About a month had passed and Bonnie finally took the first bite. She followed the floating mysid shrimp about half across the tank. Then she snapped and blew out a little puff of smoke through her gills. I guess she liked it because she ate a few more pieces, then lost interest. The next day we skipped the brine feeding and only feed the thank frozen. Bonnie snapped up a few pieces of mysid and waited. Clyde and Lois snapped up a couple of pieces too. After going all day with only a few pieces of mysid, the evening feeding was a very welcomed sight. Bonnie charged out snapping up mysid, one after another, she just kept on snapping. Clyde and Lois joined in but they did not did do as well. It appears they where having a hard time understanding they can just eat the food that is in front of them. They wanted to hunt down each piece. So they would follow a single mysid shrimp around the tank then finally snap it up. Meanwhile Lucy was the hold out. After a few more days she got the hang of eating frozen, but still is a bit slow. Lucy likes to stare at the bottom of the tank, meanwhile the shrimp float just of her head.
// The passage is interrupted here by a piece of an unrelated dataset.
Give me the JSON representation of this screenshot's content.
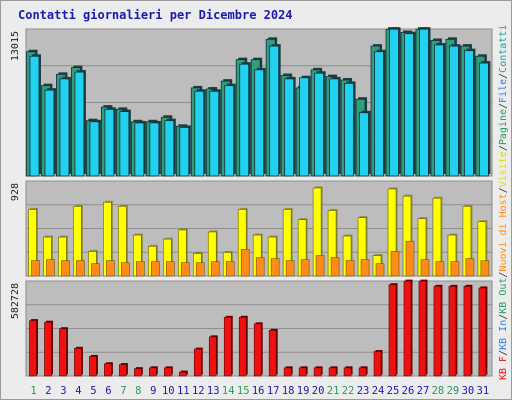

Bonnie, Buffy and Snowflake are the champs at eating frozen. They can snap up five or six in row, after eating they look like they just walked out of an all you can eat buffet.

The seahorses still have a hard time eating the mysid shrimp if it is laying on the bottom not moving. They want to see the shrimp at least drifting along and they still follow. While we can not feed them from a small bowl, they readily eat frozen (as long as it moves). None the less this save us lots of time and efforts with managing live food. Not to mention it is much healthier for the seahorse to eat fortified food.